If there is one thing from which young people deserve to be free, it’s significant issues of aging. Those should be reserved for the elderly, who’ve already enjoyed their carefree salad years during which they get to believe they’ll never get old, not like all those relics clogging up the care homes. Young people get to believe science will sooner or later come up with a drug that stops aging, or at least slows it down.

See where I’m going?

The one thing young people should never have to deal with is being coerced into taking a drug that speeds up aging. Which is what “accelerating aging” means, after all.

The researchers delivered the bad news in the cancer context, since four years ago cancer was always considered a disease of the elderly. So accelerated aging also predicts more cancer, which is just what we are seeing. But that’s too narrow a focus. Aging brings more problems than just cancer, and so “accelerated aging” seems like a useful euphemism for some more specific problem.

In this study, researchers surveyed 150,000 bloodwork reports from the British Biobank database for patients under 55 years old. They estimated each patient’s “biological age” using nine blood biomarkers — then compared the calculated biological age to the patients’ actual chronological age.

In other words, the concept of blood-based “biological age” is a descriptor for a patient’s internal biochemical health.

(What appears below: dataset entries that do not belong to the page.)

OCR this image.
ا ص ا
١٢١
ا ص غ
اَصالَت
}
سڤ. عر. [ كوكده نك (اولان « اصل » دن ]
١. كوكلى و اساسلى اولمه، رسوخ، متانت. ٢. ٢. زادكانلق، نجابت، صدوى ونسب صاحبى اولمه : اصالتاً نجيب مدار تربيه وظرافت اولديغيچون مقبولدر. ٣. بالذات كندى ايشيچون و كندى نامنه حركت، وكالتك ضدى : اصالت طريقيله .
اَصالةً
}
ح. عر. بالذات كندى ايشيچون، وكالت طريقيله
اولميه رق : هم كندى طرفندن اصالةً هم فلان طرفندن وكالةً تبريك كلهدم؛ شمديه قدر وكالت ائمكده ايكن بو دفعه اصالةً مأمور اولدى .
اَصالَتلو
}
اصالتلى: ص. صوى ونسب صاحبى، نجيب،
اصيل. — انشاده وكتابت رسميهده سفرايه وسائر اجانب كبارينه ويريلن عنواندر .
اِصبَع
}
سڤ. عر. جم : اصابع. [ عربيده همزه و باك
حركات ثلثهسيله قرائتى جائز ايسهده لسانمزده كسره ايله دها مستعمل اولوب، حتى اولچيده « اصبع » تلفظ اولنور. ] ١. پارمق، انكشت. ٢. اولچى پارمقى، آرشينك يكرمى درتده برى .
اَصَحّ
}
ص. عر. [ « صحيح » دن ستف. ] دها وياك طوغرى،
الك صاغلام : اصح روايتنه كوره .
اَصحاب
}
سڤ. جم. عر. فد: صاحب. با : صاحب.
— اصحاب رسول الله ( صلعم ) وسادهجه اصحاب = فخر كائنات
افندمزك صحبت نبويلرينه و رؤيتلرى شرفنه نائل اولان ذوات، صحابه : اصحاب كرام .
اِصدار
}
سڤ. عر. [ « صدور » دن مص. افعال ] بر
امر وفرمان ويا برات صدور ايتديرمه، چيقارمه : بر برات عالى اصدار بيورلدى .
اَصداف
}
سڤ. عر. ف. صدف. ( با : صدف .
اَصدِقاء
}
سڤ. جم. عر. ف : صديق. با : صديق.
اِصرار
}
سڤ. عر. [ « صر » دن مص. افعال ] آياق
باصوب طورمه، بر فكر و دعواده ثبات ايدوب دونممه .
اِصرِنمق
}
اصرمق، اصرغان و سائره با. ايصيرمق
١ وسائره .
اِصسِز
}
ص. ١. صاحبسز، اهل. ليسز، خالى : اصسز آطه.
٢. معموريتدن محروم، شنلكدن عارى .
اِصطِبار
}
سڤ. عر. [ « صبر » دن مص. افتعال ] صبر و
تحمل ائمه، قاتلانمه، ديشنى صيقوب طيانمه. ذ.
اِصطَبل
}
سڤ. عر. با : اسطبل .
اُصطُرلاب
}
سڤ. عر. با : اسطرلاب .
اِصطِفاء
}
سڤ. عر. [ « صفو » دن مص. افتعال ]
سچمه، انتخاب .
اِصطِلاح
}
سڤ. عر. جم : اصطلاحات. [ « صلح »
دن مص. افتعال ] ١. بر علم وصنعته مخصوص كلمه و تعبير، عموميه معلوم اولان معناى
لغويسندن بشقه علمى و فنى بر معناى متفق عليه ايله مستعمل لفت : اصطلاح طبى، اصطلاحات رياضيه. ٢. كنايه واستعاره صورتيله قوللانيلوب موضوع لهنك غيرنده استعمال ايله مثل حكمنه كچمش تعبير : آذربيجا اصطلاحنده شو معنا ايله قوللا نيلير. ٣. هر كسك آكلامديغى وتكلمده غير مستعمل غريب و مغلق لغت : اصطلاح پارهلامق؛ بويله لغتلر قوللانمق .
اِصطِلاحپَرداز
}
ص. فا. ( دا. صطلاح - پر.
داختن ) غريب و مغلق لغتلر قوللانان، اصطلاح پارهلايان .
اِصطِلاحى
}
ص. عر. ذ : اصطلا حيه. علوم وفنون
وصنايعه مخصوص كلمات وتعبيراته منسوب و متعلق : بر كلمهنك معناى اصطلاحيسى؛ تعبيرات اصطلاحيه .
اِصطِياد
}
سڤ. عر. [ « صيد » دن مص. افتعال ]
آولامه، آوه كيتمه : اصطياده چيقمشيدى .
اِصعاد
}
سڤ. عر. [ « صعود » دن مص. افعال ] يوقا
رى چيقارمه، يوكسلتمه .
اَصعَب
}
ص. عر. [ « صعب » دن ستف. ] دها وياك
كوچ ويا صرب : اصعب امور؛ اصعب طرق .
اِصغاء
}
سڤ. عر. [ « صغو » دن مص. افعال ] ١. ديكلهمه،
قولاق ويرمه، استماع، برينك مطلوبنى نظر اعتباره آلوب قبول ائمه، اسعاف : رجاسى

If “aging” biomarkers appear, the patient’s blood resembles someone older and less healthy. Dr. Brett Osborn, a Florida neurologist and longevity expert, explained “Typically, the older someone is chronologically, the greater the chance of developing diseases such as cancer, diabetes, heart attack and stroke.” And “if one’s biological age is higher than their calculated biological age — it means they are aging at an accelerated rate relative to their chronological age.”

Not too good.

The Post finally got around to the most important fact in the third sentence from the end of the article:

Beyond cancer, Osborn predicted that a spike would also be detected for other age-related diseases.
Aha. A spike. Good one. But like all the other recent trending cancer articles and related limited hangouts, this article attempted to characterize the problem — without exactly saying so — as a long-term problem that has been slowly building for decades since 1965. But to believe that, a reader must be willfully blind. They can’t help giving away the game, like in this quote, the quote that jumped into the article’s headline:

Regarding the new Washington University study, Dr. Osborn called the findings “highly troubling.”
If it were truly a long-term trend — since 1965! — there is no way Dr. Osborn, a neurologist and longevity expert, would have called the results “highly troubling.” Instead, he would have said, “it’s more evidence of the long-term downward slide in health” or something like that. He’d say it that way because other researchers would have already published “accelerated aging” papers, tons of them, over the decades since 1965. It would be old news to longevity experts like Dr. Osborn by now.

So that is clearly a lie.

Young people do not deserve this. They deserve to enjoy their youth and not worry about cancer and strokes and chronic disease. This is an indescribable tragedy of incalculable proportions. But the problem isn’t limited to young people. If an “environmental factor” is accelerating aging for young people under 55, that same “environmental factor” — whatever it is — is almost certainly accelerating aging in people over 55, too.

The “accelerated aging” label itself is deceptive. Remember, when they say “accelerating aging,” they really mean blood pollution. Young, old, we’re all in the same sinking mRNA boat.